Et son discours l’est tout autant : « Avec un travail sur ses émotions, on peut désamorcer 95 % des agressions sans avoir besoin de se servir de son physique », affirme-t-elle. C’est-à-dire ? « Le langage du corps nous trahit. Quand on a peur, on se recroqueville et on a le regard qui fuit. Il suffit parfois de travailler là-dessus pour que la situation ne bascule pas. » Comme ça ne marche pas à tous les coups, elle enseigne aussi des techniques corporelles très simples pour immobiliser son agresseur. Mais rien à voir avec un sport comme le Kravmaga, qui apprend à viser les points vitaux pour tuer quelqu’un.
Apprendre à réagir
La cinquantaine toute menue, le cheveu court et l’allure raide, une femme s’approche, attirée par l’annonce de ce cours lue dans le journal local, mais pas complètement sûre de vouloir rester. « Je suis juste venue voir comment ça se passe, mais j’ai trop mal au dos pour participer. » Angel a l’habitude : « J’ai trois disques vertébraux bousillés et ça ne m’empêche pas d’être formatrice », réplique-t-elle sans réfléchir. Vrai ou faux, peu importe, la phrase fait son petit effet.
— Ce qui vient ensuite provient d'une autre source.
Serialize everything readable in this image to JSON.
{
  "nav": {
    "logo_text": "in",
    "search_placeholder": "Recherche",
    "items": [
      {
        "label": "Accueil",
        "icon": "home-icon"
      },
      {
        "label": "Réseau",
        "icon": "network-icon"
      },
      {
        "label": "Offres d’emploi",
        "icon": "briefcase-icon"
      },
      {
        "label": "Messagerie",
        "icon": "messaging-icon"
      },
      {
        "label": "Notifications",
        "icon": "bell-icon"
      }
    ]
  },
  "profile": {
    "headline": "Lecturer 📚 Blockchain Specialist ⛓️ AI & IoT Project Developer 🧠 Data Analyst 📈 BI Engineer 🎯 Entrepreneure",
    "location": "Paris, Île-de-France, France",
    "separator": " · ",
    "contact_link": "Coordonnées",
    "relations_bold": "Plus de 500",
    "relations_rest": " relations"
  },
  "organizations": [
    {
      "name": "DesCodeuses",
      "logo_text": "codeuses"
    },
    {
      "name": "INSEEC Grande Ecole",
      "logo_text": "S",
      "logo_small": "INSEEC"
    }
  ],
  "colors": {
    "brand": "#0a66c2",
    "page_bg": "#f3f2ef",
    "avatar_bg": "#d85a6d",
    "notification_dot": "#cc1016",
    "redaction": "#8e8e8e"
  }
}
Une adhérente du Planning familial se présente, plus détendue. Ce jour-là, celles qui viennent régulièrement ont prévenu de leur absence. Pour les présentes, qui arrivent au compte-gouttes, c’est une première. La séance commence donc par un tour de présentation. Chacune vient chercher quelque chose, mais aucune ne sait vraiment à quoi s’attendre. « Je viens là pour apprendre à me défendre plutôt qu’à attaquer comme j’ai l’habitude de le faire quand un mec me prend la tête », souffle Marie, qui semble à peine sortie de l’adolescence, avec l’air sur le qui-vive des écorchés. Ça tombe bien, « on n’apprend absolument pas, ici, à attaquer les gens », rebondit Angel.
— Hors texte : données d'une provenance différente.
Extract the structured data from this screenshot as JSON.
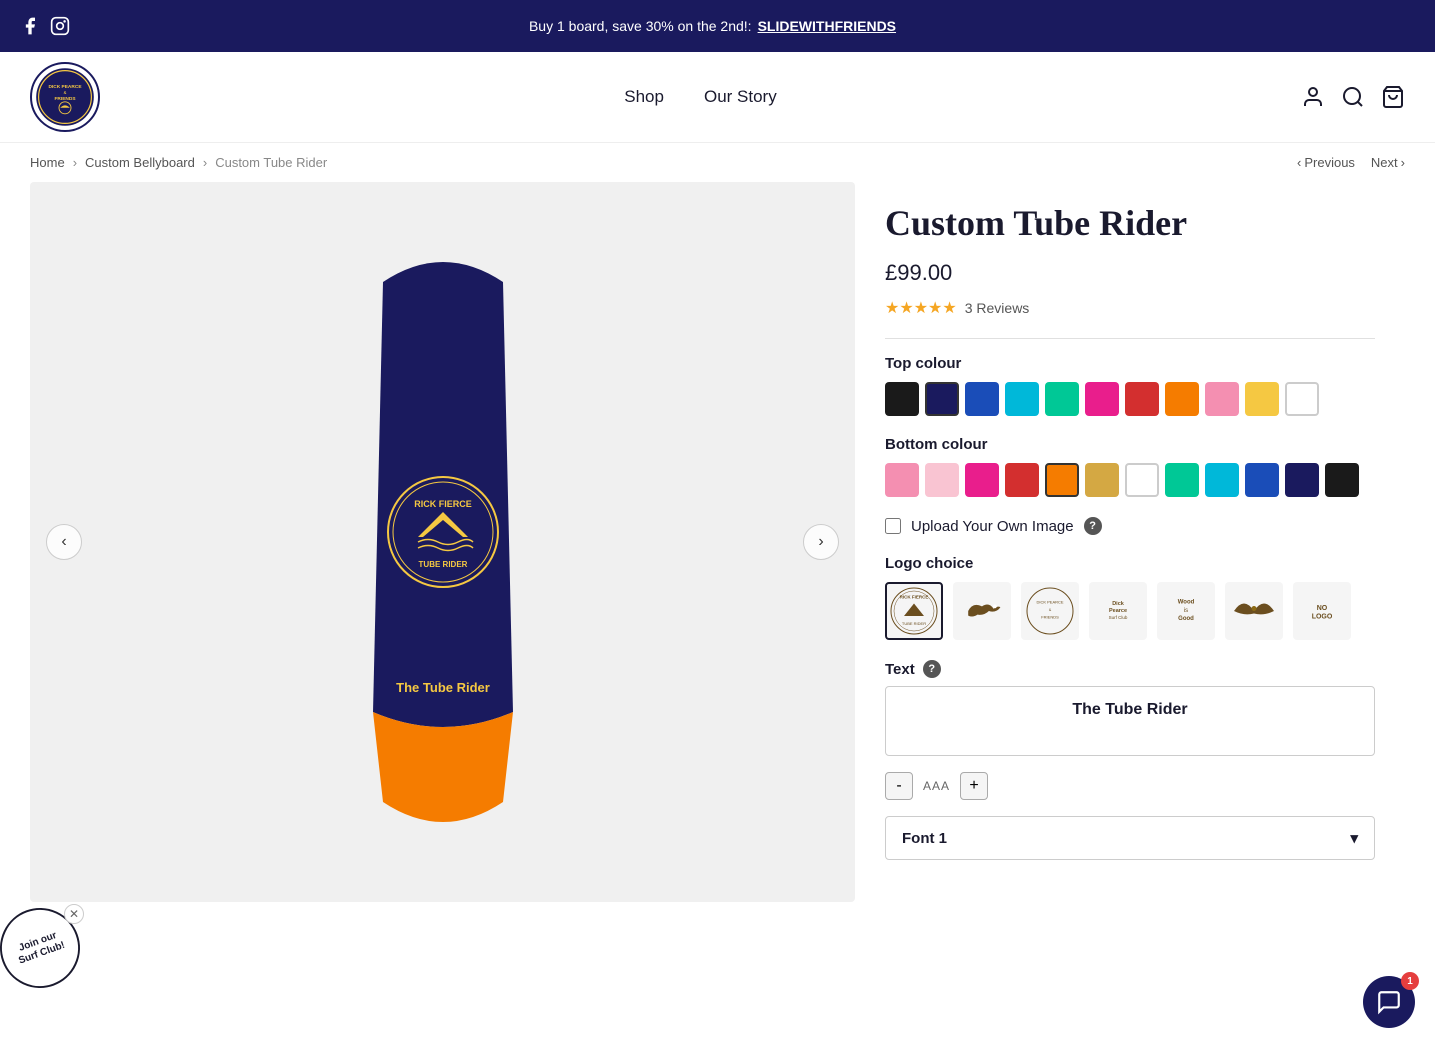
{
  "announcement": {
    "text": "Buy 1 board, save 30% on the 2nd!: ",
    "link_text": "SLIDEWITHFRIENDS",
    "link_href": "#"
  },
  "header": {
    "logo_alt": "Dick Pearce & Friends",
    "nav_items": [
      {
        "label": "Shop",
        "href": "#"
      },
      {
        "label": "Our Story",
        "href": "#"
      }
    ]
  },
  "breadcrumb": {
    "items": [
      {
        "label": "Home",
        "href": "#"
      },
      {
        "label": "Custom Bellyboard",
        "href": "#"
      },
      {
        "label": "Custom Tube Rider",
        "href": "#"
      }
    ],
    "previous_label": "Previous",
    "next_label": "Next"
  },
  "product": {
    "title": "Custom Tube Rider",
    "price": "£99.00",
    "rating": 5,
    "reviews_count": "3 Reviews",
    "top_colour_label": "Top colour",
    "top_colours": [
      {
        "hex": "#1a1a1a",
        "name": "black"
      },
      {
        "hex": "#1a1a5e",
        "name": "navy"
      },
      {
        "hex": "#1a4db8",
        "name": "blue"
      },
      {
        "hex": "#00b8d9",
        "name": "cyan"
      },
      {
        "hex": "#00c896",
        "name": "teal"
      },
      {
        "hex": "#e91e8c",
        "name": "pink-hot"
      },
      {
        "hex": "#d32f2f",
        "name": "red"
      },
      {
        "hex": "#f57c00",
        "name": "orange"
      },
      {
        "hex": "#f48fb1",
        "name": "pink-light"
      },
      {
        "hex": "#f5c842",
        "name": "gold"
      },
      {
        "hex": "#ffffff",
        "name": "white"
      }
    ],
    "selected_top_colour": "navy",
    "bottom_colour_label": "Bottom colour",
    "bottom_colours": [
      {
        "hex": "#f48fb1",
        "name": "pink-med"
      },
      {
        "hex": "#f9c4d2",
        "name": "pink-pale"
      },
      {
        "hex": "#e91e8c",
        "name": "pink-hot"
      },
      {
        "hex": "#d32f2f",
        "name": "red"
      },
      {
        "hex": "#f57c00",
        "name": "orange",
        "selected": true
      },
      {
        "hex": "#d4a843",
        "name": "gold"
      },
      {
        "hex": "#ffffff",
        "name": "white"
      },
      {
        "hex": "#00c896",
        "name": "teal"
      },
      {
        "hex": "#00b8d9",
        "name": "cyan"
      },
      {
        "hex": "#1a4db8",
        "name": "blue"
      },
      {
        "hex": "#1a1a5e",
        "name": "navy"
      },
      {
        "hex": "#1a1a1a",
        "name": "black"
      }
    ],
    "selected_bottom_colour": "orange",
    "upload_label": "Upload Your Own Image",
    "logo_choice_label": "Logo choice",
    "logos": [
      {
        "id": "tube-rider",
        "label": "Rick Fierce Tube Rider",
        "selected": true
      },
      {
        "id": "bird",
        "label": "Bird"
      },
      {
        "id": "dp-friends",
        "label": "Dick Pearce & Friends"
      },
      {
        "id": "surf-club",
        "label": "Dick Pearce Surf Club"
      },
      {
        "id": "wood-is-good",
        "label": "Wood Is Good"
      },
      {
        "id": "swallow",
        "label": "Swallow"
      },
      {
        "id": "no-logo",
        "label": "No Logo"
      }
    ],
    "text_label": "Text",
    "text_value": "The Tube Rider",
    "text_placeholder": "The Tube Rider",
    "font_decrease": "-",
    "font_size_label": "AAA",
    "font_increase": "+",
    "font_select_label": "Font 1"
  },
  "surf_club": {
    "text": "Join our\nSurf Club!"
  },
  "chat": {
    "badge": "1"
  }
}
Encore faut-il préciser que la rage n’est pas – et de loin – la réaction la plus fréquente. « Quand on se fait agresser, le cerveau lance l’alerte au corps, protège ce qui est vital et coupe tout ce qui ne l’est pas. Autrement dit, les bras et les jambes. Ce qui explique qu’on reste paralysé. Le rythme cardiaque s’accélère et la crise d’angoisse se déclenche. On pleure, on tremble, on saigne du nez… », explique la formatrice. Elle poursuit : « Pour surmonter la tétanie et réactiver la machine, il faut respirer par le ventre. On inspire par le nez, on expire par la bouche. C’est la base de l’autodéfense ».
Boîte à outils
Les exercices s’enchaînent. On se redresse, on trouve son point d’équilibre, on adopte une démarche bizarre sans se soucier du regard des autres, on évite d’avoir le regard fuyant… Mais pour arrêter les importuns, il en faut parfois plus. « Comment on crie, techniquement ? », interroge Angel qui propose un jeu de rôle avec des agresseurs et des agressés. D’abord, on s’insulte : « Toutes les insultes sont autorisées, y compris sexistes, racistes et homophobes. On débriefe après ». Les « casse-toi », « connasse », « sac à merde », « fils de pute » sortent difficilement, entrecoupés de silences. Et pour cause : on réfléchit à ce qu’on crie. Et en plus, on a toutes les chances d’énerver l’autre. Donc on oublie, c’est contre-productif. « Par contre, crier est utile. Pour poser les choses, donner l’alerte et lâcher la tension. »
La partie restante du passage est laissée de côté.